In controtendenza e di particolare interesse è il risultato delle esportazioni italiane verso la Cina di prodotti caseari (E0.14), uno dei settori più penalizzati dall’azione tariffaria durante la precedente amministrazione statunitense.

L’analisi delle esportazioni Italiane verso Cina e Stati Uniti ha evidenziato la crescita e la resilienza che hanno caratterizzato l’export verso Pechino, nonchè le opportunità che questo paese può offrire alle imprese italiane. La Cina, inoltre, si dimostra mercato chiave per i beni di lusso, poiché caratterizzata da una classe media in fervente crescita. L'analisi dell'evoluzione delle vendite sul mercato cinese di prodotti Made in Italy segnala quindi non soltanto una elevata dinamica di crescita dei valori complessivi del mercato, ma soprattutto una crescente rilevanza della fascia di prezzo Alta (arrivata a consuntivo 2020 a rappresentare circa il 50% dei flussi).
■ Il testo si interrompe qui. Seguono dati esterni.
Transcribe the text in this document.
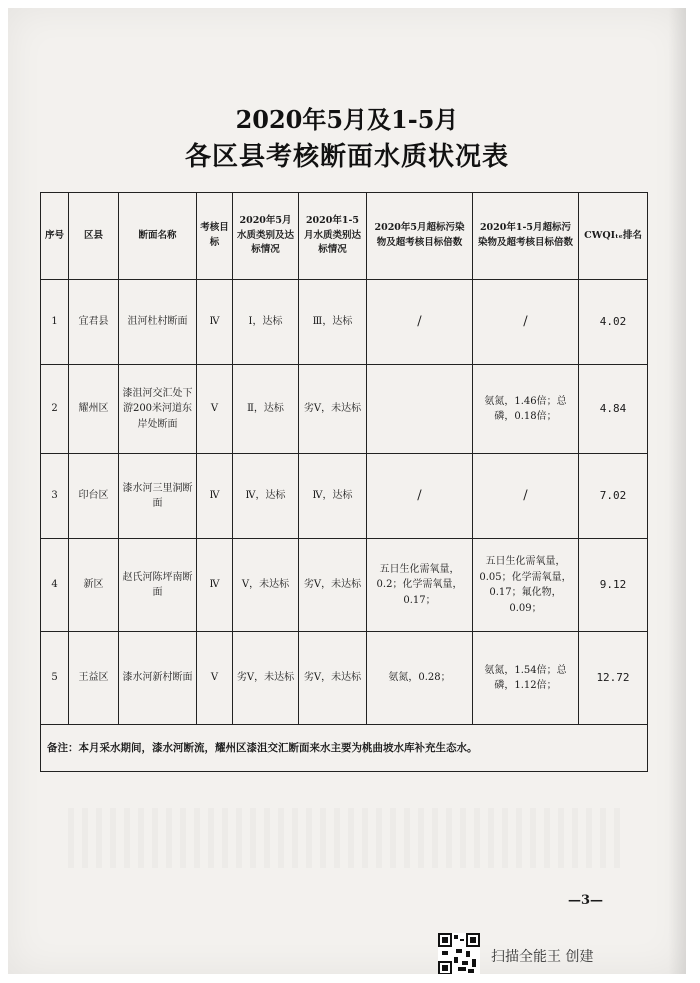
2020年5月及1-5月
各区县考核断面水质状况表
序号	区县	断面名称	考核目标	2020年5月水质类别及达标情况	2020年1-5月水质类别达标情况	2020年5月超标污染物及超考核目标倍数	2020年1-5月超标污染物及超考核目标倍数	CWQIₜₑ排名
1	宜君县	沮河杜村断面	Ⅳ	Ⅰ，达标	Ⅲ，达标	/	/	4.02
2	耀州区	漆沮河交汇处下游200米河道东岸处断面	Ⅴ	Ⅱ，达标	劣Ⅴ，未达标		氨氮，1.46倍；总磷，0.18倍；	4.84
3	印台区	漆水河三里洞断面	Ⅳ	Ⅳ，达标	Ⅳ，达标	/	/	7.02
4	新区	赵氏河陈坪南断面	Ⅳ	Ⅴ，未达标	劣Ⅴ，未达标	五日生化需氧量，0.2；化学需氧量，0.17；	五日生化需氧量，0.05；化学需氧量，0.17；氟化物，0.09；	9.12
5	王益区	漆水河新村断面	Ⅴ	劣Ⅴ，未达标	劣Ⅴ，未达标	氨氮，0.28；	氨氮，1.54倍；总磷，1.12倍；	12.72
备注：本月采水期间，漆水河断流，耀州区漆沮交汇断面来水主要为桃曲坡水库补充生态水。								
—3—
扫描全能王 创建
In contropartita, permangono diversi elementi di criticità dovuti non solo alla distanza geografica, ma anche all’esistenza di barriere tariffarie e culturali. Nonostante alcuni progressi nel dialogo commerciale tra UE e Cina, le barriere all’accesso al mercato cinese di natura tariffaria e non, soprattutto nel comparto alimentare, rappresentano un evidente ostacolo per l’export delle PMI. Inoltre, sebbene vi sia un numero crescente di consumatori attratto dalla cultura e dallo stile occidentali, permangono difficoltà nel fare breccia in un mercato che presenta significative differenze rispetto a quello nazionale. Al contrario, alla luce del progressivo abbandono delle politica protezionistica e alla stabilizzazione dei rapporti UE-USA, esportare negli Stati Uniti risulta certamente meno rischioso.